2024 Author: Harry Day | [email protected]. Last modified: 2023-12-17 15:43
In one group, someone asked the question - What is self-love?
I remember a time when I, too, could not understand what it was. I read various tips on how to love yourself. But it was completely unclear to me how to do it. My difficulty was how to convince myself that my nose is very small, when the mirror clearly shows that it is large, and how to consider myself thin if it is not. But in my mind these were the necessary conditions to love myself. How can you fall in love with a big nose and being overweight?
A lot of time has passed since then, and I have come a long way in this direction, now I finally know what it is and want to share with you.

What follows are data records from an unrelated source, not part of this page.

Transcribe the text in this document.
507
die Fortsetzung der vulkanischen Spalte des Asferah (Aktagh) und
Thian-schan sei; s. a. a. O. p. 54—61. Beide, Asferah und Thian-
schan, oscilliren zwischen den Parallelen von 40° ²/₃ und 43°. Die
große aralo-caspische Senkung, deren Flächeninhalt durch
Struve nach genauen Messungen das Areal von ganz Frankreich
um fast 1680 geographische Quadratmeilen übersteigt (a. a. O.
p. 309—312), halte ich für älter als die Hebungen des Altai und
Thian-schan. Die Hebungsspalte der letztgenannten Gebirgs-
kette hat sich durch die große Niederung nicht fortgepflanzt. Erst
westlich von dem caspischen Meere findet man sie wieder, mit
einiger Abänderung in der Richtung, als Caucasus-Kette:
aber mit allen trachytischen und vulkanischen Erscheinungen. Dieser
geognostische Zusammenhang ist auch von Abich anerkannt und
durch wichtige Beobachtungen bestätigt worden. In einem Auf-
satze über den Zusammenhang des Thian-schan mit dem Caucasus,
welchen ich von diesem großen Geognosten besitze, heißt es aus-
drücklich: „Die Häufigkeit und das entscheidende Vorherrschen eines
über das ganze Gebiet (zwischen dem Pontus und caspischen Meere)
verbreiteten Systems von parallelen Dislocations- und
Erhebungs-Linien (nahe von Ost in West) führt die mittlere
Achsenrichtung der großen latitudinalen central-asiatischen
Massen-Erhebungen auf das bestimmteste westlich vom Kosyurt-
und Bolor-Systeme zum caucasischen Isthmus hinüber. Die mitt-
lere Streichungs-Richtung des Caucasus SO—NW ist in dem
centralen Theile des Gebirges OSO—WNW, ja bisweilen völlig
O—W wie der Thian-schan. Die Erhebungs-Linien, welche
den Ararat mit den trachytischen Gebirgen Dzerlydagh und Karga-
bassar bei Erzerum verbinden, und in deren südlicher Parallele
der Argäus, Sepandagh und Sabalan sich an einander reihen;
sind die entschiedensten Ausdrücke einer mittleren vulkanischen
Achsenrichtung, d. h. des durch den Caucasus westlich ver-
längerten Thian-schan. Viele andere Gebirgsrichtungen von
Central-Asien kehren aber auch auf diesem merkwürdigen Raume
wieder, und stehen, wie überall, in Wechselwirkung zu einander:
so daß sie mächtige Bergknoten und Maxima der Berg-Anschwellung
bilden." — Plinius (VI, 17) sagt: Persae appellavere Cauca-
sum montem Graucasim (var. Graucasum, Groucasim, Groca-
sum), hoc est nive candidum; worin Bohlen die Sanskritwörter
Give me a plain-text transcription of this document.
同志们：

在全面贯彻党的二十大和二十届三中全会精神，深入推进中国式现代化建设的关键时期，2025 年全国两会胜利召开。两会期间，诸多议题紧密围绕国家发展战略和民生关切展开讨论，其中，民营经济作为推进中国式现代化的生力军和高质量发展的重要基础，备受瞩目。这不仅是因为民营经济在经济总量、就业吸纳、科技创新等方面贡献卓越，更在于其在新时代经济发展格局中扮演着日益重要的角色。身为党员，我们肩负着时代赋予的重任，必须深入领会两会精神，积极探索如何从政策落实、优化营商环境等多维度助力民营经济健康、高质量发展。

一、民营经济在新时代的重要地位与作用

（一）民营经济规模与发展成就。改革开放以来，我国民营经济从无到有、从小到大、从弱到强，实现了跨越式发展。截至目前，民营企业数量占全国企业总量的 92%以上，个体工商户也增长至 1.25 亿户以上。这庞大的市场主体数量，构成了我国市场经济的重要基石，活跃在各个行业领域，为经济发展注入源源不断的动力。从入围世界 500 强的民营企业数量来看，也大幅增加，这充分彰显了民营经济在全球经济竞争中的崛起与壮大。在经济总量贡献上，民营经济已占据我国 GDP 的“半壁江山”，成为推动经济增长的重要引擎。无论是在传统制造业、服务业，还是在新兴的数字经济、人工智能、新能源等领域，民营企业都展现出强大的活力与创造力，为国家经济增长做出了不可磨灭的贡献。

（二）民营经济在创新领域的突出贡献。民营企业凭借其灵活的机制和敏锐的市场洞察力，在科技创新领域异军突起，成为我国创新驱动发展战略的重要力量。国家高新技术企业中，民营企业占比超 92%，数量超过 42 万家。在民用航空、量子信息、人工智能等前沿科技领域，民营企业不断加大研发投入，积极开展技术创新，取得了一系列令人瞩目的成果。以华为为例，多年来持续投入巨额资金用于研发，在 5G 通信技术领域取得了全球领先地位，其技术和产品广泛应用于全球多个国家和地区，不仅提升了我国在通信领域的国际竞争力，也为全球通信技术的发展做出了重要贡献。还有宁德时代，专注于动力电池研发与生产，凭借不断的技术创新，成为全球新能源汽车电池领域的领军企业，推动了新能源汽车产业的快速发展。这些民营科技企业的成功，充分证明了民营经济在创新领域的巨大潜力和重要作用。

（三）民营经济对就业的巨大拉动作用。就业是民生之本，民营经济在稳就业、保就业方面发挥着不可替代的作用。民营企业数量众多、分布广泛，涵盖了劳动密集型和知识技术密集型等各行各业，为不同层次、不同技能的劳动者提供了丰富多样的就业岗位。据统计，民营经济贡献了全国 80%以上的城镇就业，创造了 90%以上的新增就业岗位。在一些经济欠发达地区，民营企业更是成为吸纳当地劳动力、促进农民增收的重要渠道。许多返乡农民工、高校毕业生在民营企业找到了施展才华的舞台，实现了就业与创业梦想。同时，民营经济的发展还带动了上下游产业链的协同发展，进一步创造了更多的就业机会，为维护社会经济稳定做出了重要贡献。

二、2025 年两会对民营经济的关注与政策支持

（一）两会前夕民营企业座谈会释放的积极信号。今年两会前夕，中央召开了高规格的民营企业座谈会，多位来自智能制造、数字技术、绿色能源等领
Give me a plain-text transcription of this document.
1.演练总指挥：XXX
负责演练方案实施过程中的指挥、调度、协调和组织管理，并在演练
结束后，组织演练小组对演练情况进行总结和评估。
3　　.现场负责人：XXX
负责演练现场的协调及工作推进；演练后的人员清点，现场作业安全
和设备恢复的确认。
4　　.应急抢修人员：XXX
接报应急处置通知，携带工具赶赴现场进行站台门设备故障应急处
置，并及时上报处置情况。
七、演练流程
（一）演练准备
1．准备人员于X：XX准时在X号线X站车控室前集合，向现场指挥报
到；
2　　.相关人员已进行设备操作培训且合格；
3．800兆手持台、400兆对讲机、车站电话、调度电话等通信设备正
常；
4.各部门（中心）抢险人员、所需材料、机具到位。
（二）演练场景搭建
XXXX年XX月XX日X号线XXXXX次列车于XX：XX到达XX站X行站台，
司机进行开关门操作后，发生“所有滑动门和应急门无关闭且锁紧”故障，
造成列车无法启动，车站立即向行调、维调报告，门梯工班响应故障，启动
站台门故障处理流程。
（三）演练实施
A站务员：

I think self-love is not when you look at your reflection in a mirror and you like it. After all, it will not always please you, even if now you are an ideal beauty. All people age. What, then you will stop loving yourself?
This is not to indulge yourself with various purchases, not "because I deserve it." In this case, you are just a victim of marketers.
Self-love is not synonymous with selfish.
Loving yourself is not living "for yourself."
For me, this is when the words "I love you" please, but do not surprise at all, because there is an inner confidence that I am quite worthy of love, such as I am.
When I don’t think: “well, he just wants me and confuses it with love,” or: “he does not love me, but an invented image, or, in general, he’s lying”. Or: “Oh well, really, he loves ME ?! Can not be! For what?"
When I do not need to pretend to be a star, and then such as I am I am not interesting to anyone. Or - I need to somehow improve myself (lose weight, grow wiser, pump up, do plastic surgery), then I will be worthy of love.
Self-love is when someone's impartial comments do not respond with pain in the heart, but only cause regret that apparently a person's life has not worked out, since this is how he is trying to increase his self-esteem.
It's just an inner confidence that I am good enough, the way I am, not ideal and not perfect, and that I can and should be loved.
But if you are not lucky to have it initially, then it is not so easy to come to it yourself. But there is good news: it is possible and for this there is psychotherapy!